Les pays « d’outre-mer » comme d’ex-possessions coloniales ont non seulement eu des rôles stratégiques, mais contribuèrent également à la mixité française en apportant une richesse culturelle et sociale, qui a traversé les siècles. Ces territoires, souvent marqués par une histoire complexe, ont enrichi la métropole grâce à leurs traditions, leurs langues et leurs coutumes, créant ainsi un véritable creuset de diversité. La rencontre entre les cultures a donné naissance à des échanges fructueux, témoignant d’une interaction dynamique qui a façonné l’identité française moderne.

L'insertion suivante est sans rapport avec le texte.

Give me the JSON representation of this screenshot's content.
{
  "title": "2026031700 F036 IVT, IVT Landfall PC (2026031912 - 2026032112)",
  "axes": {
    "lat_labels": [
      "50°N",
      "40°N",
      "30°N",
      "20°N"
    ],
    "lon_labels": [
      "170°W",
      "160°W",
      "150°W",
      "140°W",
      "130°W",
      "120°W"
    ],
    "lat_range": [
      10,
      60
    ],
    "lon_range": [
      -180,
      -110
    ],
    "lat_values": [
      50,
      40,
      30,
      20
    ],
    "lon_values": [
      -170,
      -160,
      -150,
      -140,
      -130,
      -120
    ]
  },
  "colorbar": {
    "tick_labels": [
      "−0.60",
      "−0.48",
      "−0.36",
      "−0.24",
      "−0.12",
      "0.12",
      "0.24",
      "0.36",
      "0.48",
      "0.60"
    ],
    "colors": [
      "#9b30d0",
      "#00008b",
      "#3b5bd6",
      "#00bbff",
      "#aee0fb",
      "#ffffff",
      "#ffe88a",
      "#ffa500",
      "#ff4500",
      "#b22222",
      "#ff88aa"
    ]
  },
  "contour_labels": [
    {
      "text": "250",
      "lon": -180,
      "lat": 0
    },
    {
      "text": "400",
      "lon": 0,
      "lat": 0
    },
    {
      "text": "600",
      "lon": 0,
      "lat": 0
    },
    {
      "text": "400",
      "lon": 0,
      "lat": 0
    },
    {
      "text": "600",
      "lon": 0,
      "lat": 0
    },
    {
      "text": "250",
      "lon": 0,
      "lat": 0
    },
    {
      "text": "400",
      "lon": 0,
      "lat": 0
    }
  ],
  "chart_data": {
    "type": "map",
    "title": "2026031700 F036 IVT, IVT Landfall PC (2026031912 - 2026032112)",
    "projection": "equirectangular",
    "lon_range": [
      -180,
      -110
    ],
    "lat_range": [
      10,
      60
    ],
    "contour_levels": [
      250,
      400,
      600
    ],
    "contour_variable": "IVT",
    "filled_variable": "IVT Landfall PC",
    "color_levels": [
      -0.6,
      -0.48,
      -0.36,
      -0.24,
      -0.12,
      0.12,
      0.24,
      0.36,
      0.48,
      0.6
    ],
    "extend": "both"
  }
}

De plus, les relations économiques et politiques entre ces pays et la France continuent de jouer un rôle crucial dans l’évolution des deux entités, renforçant des liens qui, même après la décolonisation, restent profondément ancrés dans le tissu national.
Nous devons nous souvenir que, dans notre jeunesse, les femmes pratiquantes, qu’elles soient catholiques ou protestantes, devaient porter des jupes et couvrir leurs cheveux dans les lieux de culte, en signe de respect pour leur foi et les traditions qui les entouraient. Cette obligation vestimentaire était non seulement une question de croyance, mais aussi un reflet des normes sociales de l’époque.
Cela nous amène à nous questionner ou pas, sur l’indifférence manifestée face au voile islamique dans les rues, qui suscite souvent des débats passionnés sur la liberté d’expression et la façon dont la religion s’exprime dans l’espace public.
Tout en interrogeant les tenues de certaines femmes, à peine couvertes, ou qui font leurs courses en bikini dans les villes estivantes, il est essentiel de réfléchir à la diversité des choix vestimentaires et à la notion de liberté individuelle, car ce qui est perçu comme provocateur pour certains peut être simplement une autre forme d’expression pour d’autres. Ces contrastes soulèvent des questions sur nos standards culturels et moraux, tout en nous incitant à reconsidérer notre regard sur les différences.